How long do chickens stop laying during a molt?
A molt pauses laying for about three weeks to two months, usually in autumn from a hen’s second year onward. Support it with feed around 20 percent protein. Laying resumes on its own once the new feathers are grown in.
Can stress make chickens stop laying eggs?
Yes. A predator at the run, a dog, a rat infestation, a recent move, or a heat wave over about 30 degrees Celsius can stop laying within a day or two. Production usually recovers within days to two weeks once the stressor is removed.
My chickens look healthy but are not laying. Why?
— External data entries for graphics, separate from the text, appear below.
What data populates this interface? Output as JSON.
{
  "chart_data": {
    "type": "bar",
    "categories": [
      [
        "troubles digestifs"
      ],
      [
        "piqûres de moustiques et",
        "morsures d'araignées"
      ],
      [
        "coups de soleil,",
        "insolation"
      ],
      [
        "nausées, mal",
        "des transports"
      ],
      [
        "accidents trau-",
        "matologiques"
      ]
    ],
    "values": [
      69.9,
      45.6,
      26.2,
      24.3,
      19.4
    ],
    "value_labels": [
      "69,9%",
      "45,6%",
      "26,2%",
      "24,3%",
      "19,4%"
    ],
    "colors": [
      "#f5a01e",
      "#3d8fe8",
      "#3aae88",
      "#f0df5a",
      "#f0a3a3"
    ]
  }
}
Healthy, active birds that have stopped laying almost always have a husbandry cause, not illness. Check day length, water, molt, and stress first, and search the property for hidden floor nests or signs of egg-eating before worrying about disease.
At what age do hens stop laying eggs?
Hens do not stop abruptly; output declines roughly 10 to 15 percent each year after the first peak. Many hens still lay usefully at four or five years old, just fewer eggs. Keepers rotate in new pullets to keep average output high.
When should I call a vet about a hen not laying?
Call an avian vet when the laying drop comes with lethargy, weight loss, abnormal droppings, a pale comb, or laboured breathing. A laying drop alone in a bright, active bird is a husbandry issue, not a medical one, and rarely needs a vet.